Le changement d'échelle et sa temporalité sont des points cruciaux. Vous avez auditionné Solagro sur son scénario « Afterres 2050 ». D'autres travaux existent comme ceux du Forschungsinstitut für biologischen Landbau (FIBL), l'équivalent suisse de l'ITAB, qui propose un scénario d'une agriculture intégralement biologique à l'horizon 2050 – un scénario construit à partir d'hypothèses de changement des régimes alimentaires, de réduction forte du gaspillage alimentaire et d'impacts du changement climatique sur les rendements, d'où un scénario de 100 % d'agriculture biologique à l'échelle mondiale. Des tensions s'annoncent sur les ressources azotées et, par ailleurs, la question des régimes alimentaires est inextricablement liée à la montée en puissance de l'agriculture biologique.

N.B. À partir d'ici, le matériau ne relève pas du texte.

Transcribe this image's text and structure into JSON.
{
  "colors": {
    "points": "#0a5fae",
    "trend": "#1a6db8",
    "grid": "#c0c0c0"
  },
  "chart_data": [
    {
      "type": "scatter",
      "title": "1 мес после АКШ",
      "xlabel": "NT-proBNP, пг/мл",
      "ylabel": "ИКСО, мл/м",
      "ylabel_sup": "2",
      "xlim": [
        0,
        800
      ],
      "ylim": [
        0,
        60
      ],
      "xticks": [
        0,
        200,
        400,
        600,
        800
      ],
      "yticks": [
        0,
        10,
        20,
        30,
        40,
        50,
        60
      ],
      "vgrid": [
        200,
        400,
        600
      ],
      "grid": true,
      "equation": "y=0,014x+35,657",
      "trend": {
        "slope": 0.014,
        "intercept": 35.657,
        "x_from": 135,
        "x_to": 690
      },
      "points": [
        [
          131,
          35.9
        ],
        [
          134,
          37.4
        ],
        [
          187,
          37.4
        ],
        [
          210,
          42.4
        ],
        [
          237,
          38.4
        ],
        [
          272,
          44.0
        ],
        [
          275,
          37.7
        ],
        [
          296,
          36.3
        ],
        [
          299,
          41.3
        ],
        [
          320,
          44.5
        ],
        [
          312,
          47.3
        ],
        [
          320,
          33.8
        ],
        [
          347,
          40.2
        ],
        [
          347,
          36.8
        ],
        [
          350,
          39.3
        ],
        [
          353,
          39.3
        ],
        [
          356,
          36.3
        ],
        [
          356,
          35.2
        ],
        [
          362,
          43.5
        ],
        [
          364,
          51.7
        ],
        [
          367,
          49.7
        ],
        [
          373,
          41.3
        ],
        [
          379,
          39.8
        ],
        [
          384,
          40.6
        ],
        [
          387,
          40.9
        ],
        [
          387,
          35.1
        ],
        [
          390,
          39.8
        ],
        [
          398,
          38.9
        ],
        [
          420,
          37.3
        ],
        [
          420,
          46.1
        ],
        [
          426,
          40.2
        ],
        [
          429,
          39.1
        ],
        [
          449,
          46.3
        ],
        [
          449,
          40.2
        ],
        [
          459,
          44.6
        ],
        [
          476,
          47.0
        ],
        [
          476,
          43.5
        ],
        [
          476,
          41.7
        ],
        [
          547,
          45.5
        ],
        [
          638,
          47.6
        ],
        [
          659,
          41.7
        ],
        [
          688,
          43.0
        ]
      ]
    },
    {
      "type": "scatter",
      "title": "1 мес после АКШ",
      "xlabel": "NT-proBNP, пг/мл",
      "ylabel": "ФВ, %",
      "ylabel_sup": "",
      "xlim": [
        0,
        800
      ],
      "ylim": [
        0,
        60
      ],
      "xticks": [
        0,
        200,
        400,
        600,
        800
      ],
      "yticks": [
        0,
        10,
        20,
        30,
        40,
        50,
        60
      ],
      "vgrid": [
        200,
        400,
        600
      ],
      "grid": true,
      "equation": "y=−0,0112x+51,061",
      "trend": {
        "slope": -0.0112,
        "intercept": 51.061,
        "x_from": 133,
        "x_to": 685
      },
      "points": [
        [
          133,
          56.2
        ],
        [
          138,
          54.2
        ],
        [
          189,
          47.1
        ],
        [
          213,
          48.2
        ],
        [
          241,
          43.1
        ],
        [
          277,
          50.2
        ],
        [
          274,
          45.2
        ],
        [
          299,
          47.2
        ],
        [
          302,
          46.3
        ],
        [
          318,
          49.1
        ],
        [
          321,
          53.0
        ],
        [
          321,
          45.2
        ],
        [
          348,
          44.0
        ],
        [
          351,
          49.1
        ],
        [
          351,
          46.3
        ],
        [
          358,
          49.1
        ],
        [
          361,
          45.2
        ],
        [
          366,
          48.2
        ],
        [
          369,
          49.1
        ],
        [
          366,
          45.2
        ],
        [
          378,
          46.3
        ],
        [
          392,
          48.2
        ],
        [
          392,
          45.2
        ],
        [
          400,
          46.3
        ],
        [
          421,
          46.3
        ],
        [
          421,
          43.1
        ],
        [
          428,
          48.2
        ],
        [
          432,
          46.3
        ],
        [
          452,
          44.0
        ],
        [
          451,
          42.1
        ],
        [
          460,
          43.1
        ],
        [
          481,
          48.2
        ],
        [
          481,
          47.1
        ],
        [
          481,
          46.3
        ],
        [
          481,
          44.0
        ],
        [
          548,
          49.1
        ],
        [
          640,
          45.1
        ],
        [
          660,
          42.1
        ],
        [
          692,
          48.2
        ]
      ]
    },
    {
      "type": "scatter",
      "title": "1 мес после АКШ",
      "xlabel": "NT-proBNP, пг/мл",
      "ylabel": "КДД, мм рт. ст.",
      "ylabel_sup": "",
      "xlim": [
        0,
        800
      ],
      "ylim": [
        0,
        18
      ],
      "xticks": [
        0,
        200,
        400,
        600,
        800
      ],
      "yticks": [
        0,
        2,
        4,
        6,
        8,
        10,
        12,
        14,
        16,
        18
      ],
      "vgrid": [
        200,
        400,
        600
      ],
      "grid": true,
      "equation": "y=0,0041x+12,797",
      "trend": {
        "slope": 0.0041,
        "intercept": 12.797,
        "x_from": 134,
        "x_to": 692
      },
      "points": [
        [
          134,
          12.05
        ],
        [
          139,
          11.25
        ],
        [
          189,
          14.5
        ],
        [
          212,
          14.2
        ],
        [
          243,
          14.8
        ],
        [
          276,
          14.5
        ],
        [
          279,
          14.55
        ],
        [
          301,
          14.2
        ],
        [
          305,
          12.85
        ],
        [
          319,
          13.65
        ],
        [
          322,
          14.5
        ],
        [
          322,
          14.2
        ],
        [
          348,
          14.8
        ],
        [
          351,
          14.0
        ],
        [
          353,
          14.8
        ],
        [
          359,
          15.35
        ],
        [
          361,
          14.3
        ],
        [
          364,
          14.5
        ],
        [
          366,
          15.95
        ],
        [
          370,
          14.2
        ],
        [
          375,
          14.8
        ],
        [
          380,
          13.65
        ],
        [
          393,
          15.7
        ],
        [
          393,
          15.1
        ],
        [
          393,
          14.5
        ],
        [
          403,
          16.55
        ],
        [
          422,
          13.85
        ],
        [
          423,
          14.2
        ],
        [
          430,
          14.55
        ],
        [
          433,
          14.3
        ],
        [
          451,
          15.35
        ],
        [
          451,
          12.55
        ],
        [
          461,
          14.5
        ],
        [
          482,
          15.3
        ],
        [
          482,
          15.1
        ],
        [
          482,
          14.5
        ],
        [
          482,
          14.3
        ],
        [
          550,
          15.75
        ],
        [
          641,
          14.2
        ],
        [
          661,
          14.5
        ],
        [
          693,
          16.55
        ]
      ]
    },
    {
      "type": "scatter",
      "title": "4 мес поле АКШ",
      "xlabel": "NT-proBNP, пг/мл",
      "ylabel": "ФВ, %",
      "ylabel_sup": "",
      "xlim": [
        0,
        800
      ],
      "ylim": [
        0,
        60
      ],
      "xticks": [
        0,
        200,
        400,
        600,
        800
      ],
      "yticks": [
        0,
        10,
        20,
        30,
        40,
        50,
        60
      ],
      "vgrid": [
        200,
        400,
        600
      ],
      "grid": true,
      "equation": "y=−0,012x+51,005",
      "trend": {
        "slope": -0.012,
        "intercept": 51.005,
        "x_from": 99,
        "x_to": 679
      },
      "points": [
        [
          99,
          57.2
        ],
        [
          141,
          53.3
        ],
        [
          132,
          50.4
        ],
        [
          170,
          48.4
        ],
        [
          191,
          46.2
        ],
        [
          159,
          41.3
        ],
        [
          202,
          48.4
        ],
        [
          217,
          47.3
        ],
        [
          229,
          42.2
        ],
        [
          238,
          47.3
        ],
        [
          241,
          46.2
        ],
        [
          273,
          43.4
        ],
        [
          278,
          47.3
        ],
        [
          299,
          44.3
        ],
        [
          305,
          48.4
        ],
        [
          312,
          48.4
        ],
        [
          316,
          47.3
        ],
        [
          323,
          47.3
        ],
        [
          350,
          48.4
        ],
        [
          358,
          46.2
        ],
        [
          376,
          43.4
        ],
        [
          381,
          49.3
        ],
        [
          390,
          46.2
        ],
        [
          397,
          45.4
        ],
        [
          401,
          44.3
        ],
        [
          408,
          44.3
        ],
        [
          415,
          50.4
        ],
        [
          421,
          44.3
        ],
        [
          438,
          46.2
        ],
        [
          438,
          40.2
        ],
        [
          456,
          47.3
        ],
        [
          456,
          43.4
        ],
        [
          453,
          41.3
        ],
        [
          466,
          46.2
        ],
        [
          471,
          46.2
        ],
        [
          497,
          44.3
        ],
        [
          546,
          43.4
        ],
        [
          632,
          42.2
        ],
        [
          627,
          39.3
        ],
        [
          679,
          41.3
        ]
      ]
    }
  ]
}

L'Autriche est un exemple emblématique. Lors de son adhésion à l'Union européenne en 1995, elle a beaucoup misé sur l'agriculture familiale dans le contexte d'une agriculture de montagne soumise à des handicaps naturels. Elle a fortement valorisé l'agriculture biologique grâce à des soutiens publics importants, au point que cette filière a atteint un plafond de 20 % depuis quelques années ; depuis, la croissance est beaucoup plus lente. Cela suscite deux questions : tout d'abord, quelle est la part – un cinquième, un quart – des agriculteurs disposés à accepter une production soumise aux contraintes d'un cahier des charges ? Jusqu'où peut-on pousser ces exigences ? D'autre part, le consentement à payer du consommateur peut-il atteindre un plafond ? Force est de constater que malgré leur politique volontariste en faveur de l'agriculture biologique, certains pays comme l'Autriche connaissent une quasi-stagnation de son développement.
L'objectif de 15 % en 2022 est-il réaliste ? Selon les chercheurs autrichiens avec lesquels nous échangeons, au-delà du caractère atteignable de l'objectif, c'est le signal politique donné qui est intéressant car il indique que ce mode de production sera soutenu même s'il ne se développe plus guère. Cette ambition est une forme de légitimation de l'agriculture biologique par les pouvoirs publics. L'annonce du plan « Ambition bio », par exemple, permet aussi d'encourager ce développement.
Il faut toutefois rester vigilant quant à l'adéquation entre l'offre et la demande. Le secteur laitier a connu dans les années 2000 un développement rapide du bio qui s'est traduit par des déséquilibres et des problèmes de plus-value pour les éleveurs acceptant un cahier des charges contraignant sans bénéficier ensuite de la valorisation économique attendue. Il n'est pas forcément souhaitable que la conversion socioécologique vers l'agriculture biologique soit menée à toute vitesse : il faut organiser cette transition en assurant l'accompagnement des agriculteurs.